From then and for the whole next decade (until Shockcraft started investigating) it used to be simple, but awful.  Manufacturer specific oils could be hard to find and were often of dubious quality.  Mechanics ended up using whatever they had lying around, usually fork oil.  It worked, but it didn't work that well.  Forks were sticky and just didn't slide nicely.  Thicker oils which lubricated better were sometimes available, but many of the seals back then weren't good enough to hold them in, especially in the cold.

Then fork manufacturers wised up.  DT Swiss started using a new fluid called Motorex Supergliss 100k.  Fox introduced a new fluid called 20 wt Gold with new SKF seals that could hold it in.  Rockshox introduced a new 0W30 bath oil a few years later.

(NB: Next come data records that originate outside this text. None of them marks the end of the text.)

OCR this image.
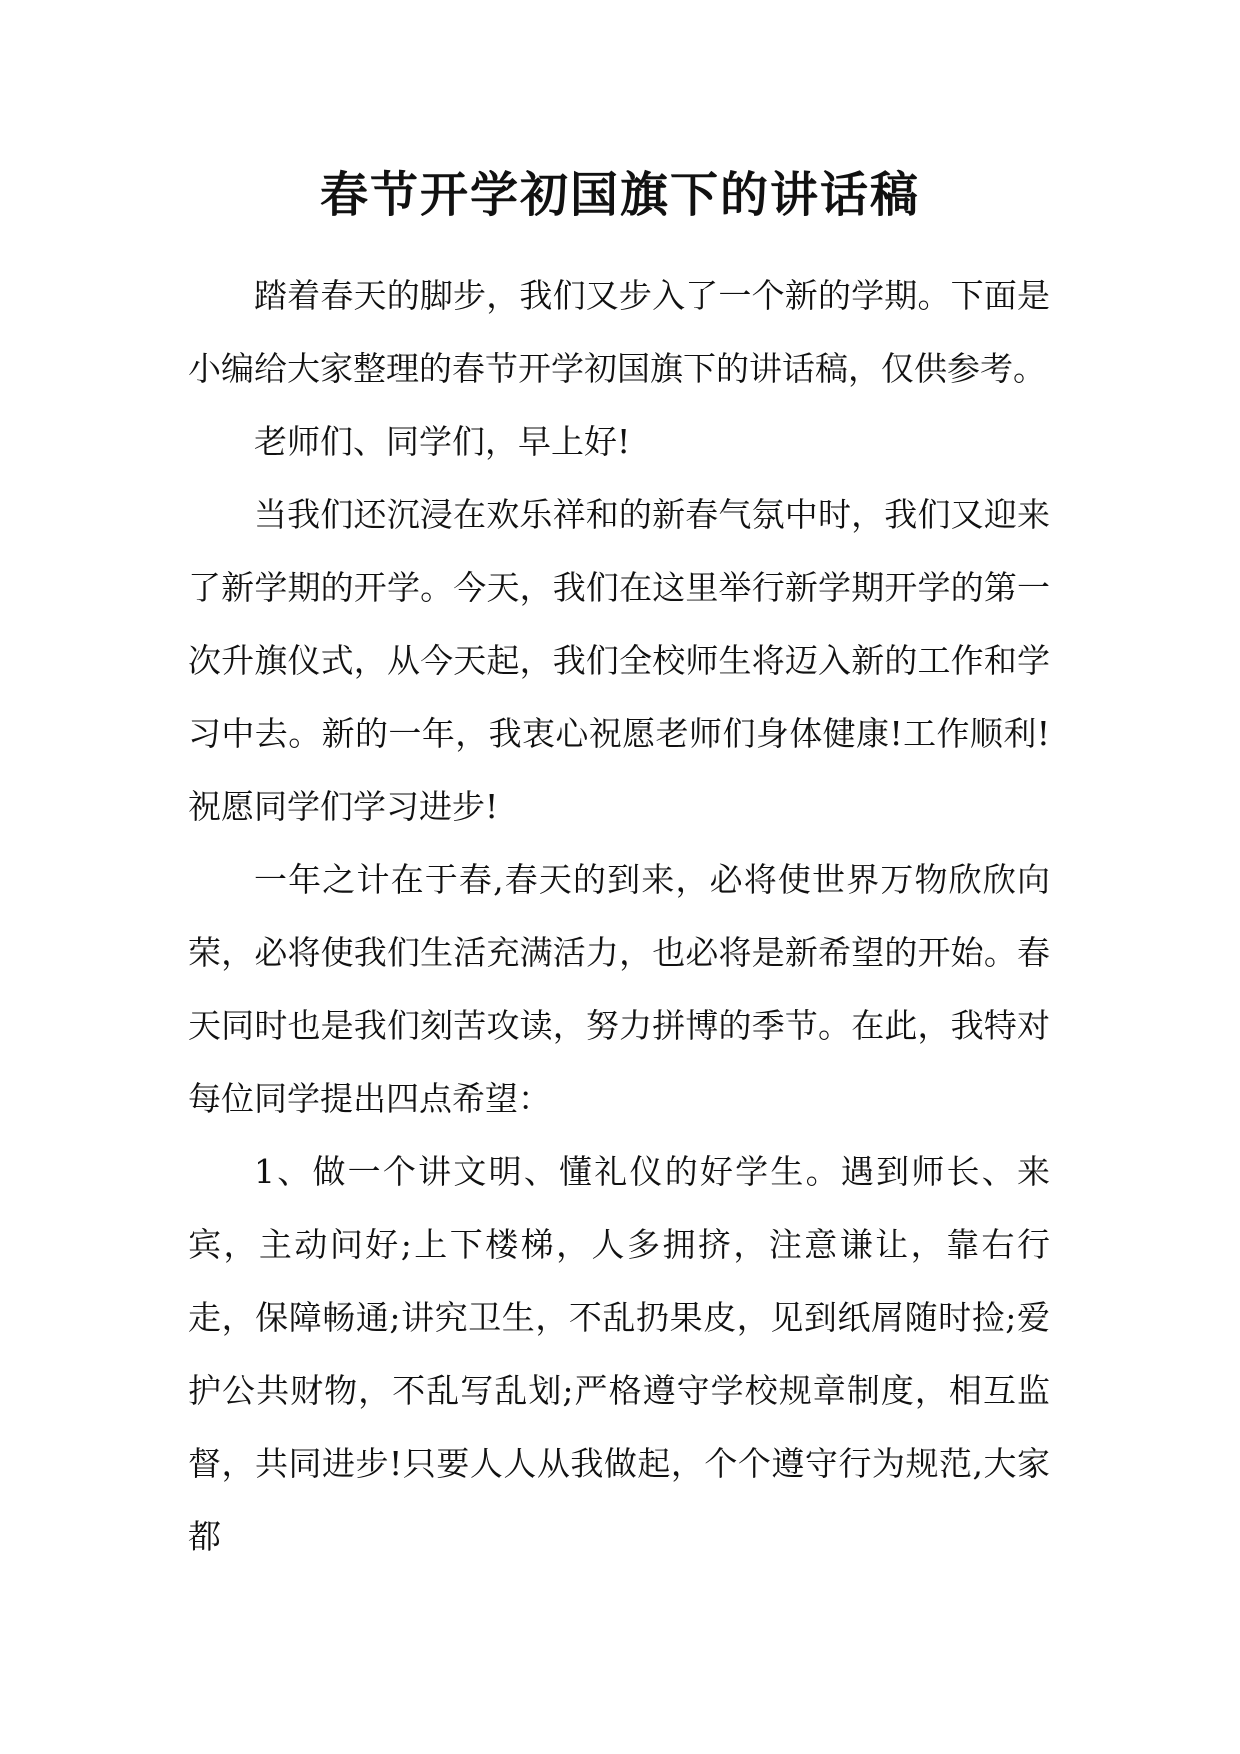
春节开学初国旗下的讲话稿

踏着春天的脚步，我们又步入了一个新的学期。下面是小编给大家整理的春节开学初国旗下的讲话稿，仅供参考。

老师们、同学们，早上好!

当我们还沉浸在欢乐祥和的新春气氛中时，我们又迎来了新学期的开学。今天，我们在这里举行新学期开学的第一次升旗仪式，从今天起，我们全校师生将迈入新的工作和学习中去。新的一年，我衷心祝愿老师们身体健康!工作顺利!祝愿同学们学习进步!

一年之计在于春,春天的到来，必将使世界万物欣欣向荣，必将使我们生活充满活力，也必将是新希望的开始。春天同时也是我们刻苦攻读，努力拼博的季节。在此，我特对每位同学提出四点希望：

1、做一个讲文明、懂礼仪的好学生。遇到师长、来宾，主动问好;上下楼梯，人多拥挤，注意谦让，靠右行走，保障畅通;讲究卫生，不乱扔果皮，见到纸屑随时捡;爱护公共财物，不乱写乱划;严格遵守学校规章制度，相互监督，共同进步!只要人人从我做起，个个遵守行为规范,大家都
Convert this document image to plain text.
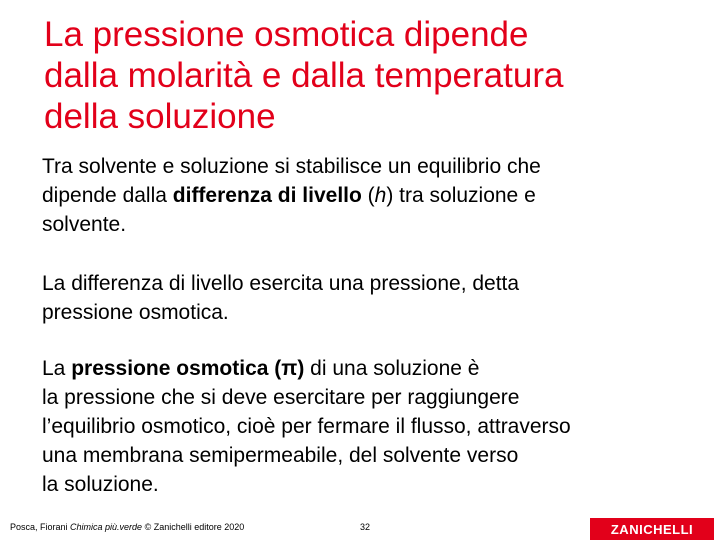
La pressione osmotica dipende
dalla molarità e dalla temperatura
della soluzione

Tra solvente e soluzione si stabilisce un equilibrio che
dipende dalla differenza di livello (h) tra soluzione e
solvente.

La differenza di livello esercita una pressione, detta
pressione osmotica.

La pressione osmotica (π) di una soluzione è
la pressione che si deve esercitare per raggiungere
l’equilibrio osmotico, cioè per fermare il flusso, attraverso
una membrana semipermeabile, del solvente verso
la soluzione.

Posca, Fiorani Chimica più.verde © Zanichelli editore 2020	32	ZANICHELLI
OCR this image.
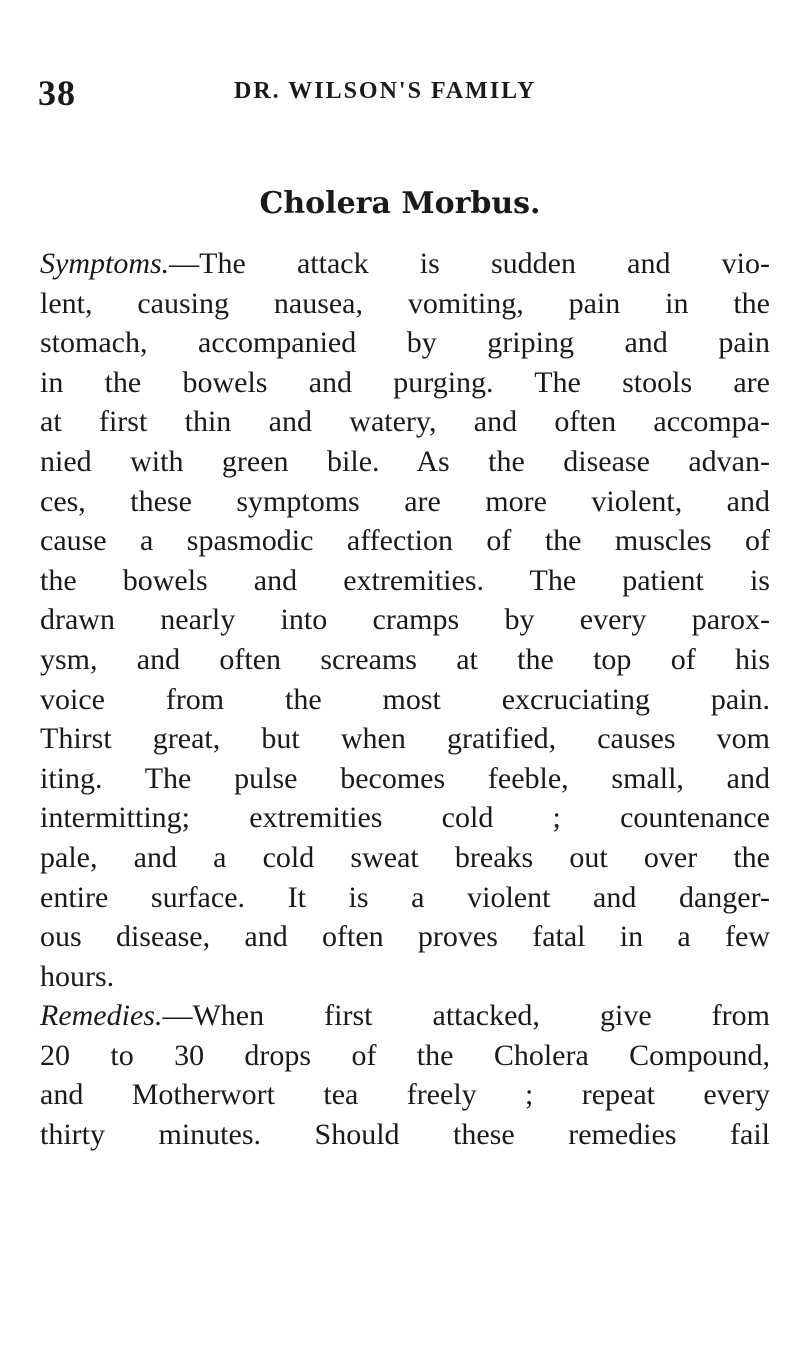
38	DR. WILSON'S FAMILY
Cholera Morbus.
Symptoms.—The attack is sudden and vio-
lent, causing nausea, vomiting, pain in the
stomach, accompanied by griping and pain
in the bowels and purging. The stools are
at first thin and watery, and often accompa-
nied with green bile. As the disease advan-
ces, these symptoms are more violent, and
cause a spasmodic affection of the muscles of
the bowels and extremities. The patient is
drawn nearly into cramps by every parox-
ysm, and often screams at the top of his
voice from the most excruciating pain.
Thirst great, but when gratified, causes vom
iting. The pulse becomes feeble, small, and
intermitting; extremities cold ; countenance
pale, and a cold sweat breaks out over the
entire surface. It is a violent and danger-
ous disease, and often proves fatal in a few
hours.
Remedies.—When first attacked, give from
20 to 30 drops of the Cholera Compound,
and Motherwort tea freely ; repeat every
thirty minutes. Should these remedies fail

Then SKF released a whole range of fork seals that could hold back the good thicker oils.  Game on.

At Shockcraft we began selling two oils bath which fit most uses:

  1. Motorex Supergliss 100K - an almost magical lube oil which slid better than anything else we had ever found.
  2. Motorex Fully Synthetic - a multigrade synthetic which was almost as slippery as Supergliss 100K in the warm, but flowed much better in the cold.  This was a close relation to the original Manitou Semi-Bath oil.

What Makes a Good Lube Oil?

There are three main factors involved in how good a lube oil is:

  1. Viscosity - Too thick and it slows the fork down.  Too thin and there's not enough oil film strength for part protection.

  2. Slipperiness - This is especially important to reduce stiction (static friction).  It is affected by viscosity and film thickness.

  3. Cling - The oil has to stay on bushings and stanchions.  It is also affected by viscosity.

What Else Matters?

There are two main factors involved in the application.

  1. Bushing Tightness - A looser fit allows more oil film and requires a thicker oil.

  2. Riding Temperature -  Because all oils get thicker in the cold and thinner in the warm.

In Search of the Best Bath Oil - Viscosity-Temperature Testing

After initial cold and hot test riding we designed and built a viscosity test rig that could be temperature controlled, allowing manufacturers' oils to be baselined and data points to be collected where there were none.  Oil manufacturers usually only publish 40°C and 100°C data points.  The results got very interesting.  We found errors in manufacturers data sheets, we found manufacturers using conservative place-holder data instead of real test data.  Their fluids were doing better than the numbers said.

Results

From our bath oil viscosity-temperature testing we've produced a graph of 8 different lube oils and their viscosity trend from 40°C down to 0°C.


Graph of bath oil viscosity

Recommendations

All this testing has enabled us to produce the nice chart below to show which lubricant works best based on temperature.

Chart of bath oil type vs temperature

Supergliss
oils slide better than anything else, but they do have a narrower temperature range.  We now have three grades to cover almost all applications.
Fully Synthetic oils have a wider useful temperature range but don't slide as well as Supergliss.
Fork Oil 10 wt is needed for forks with wiper seals not capable of dealing with the thicker and tackier Supergliss and Synthetic Oils.

For temperate conditions (i.e. NZ North Island) you can run Supergliss 100K year round with great results.

For wide ranging conditions (i.e. Central Otago) you can run Supergliss all year and put up with a slower fork in winter, or run Fully Synthetic all year round but will get better winter performance by switching to a Polar Synthetic.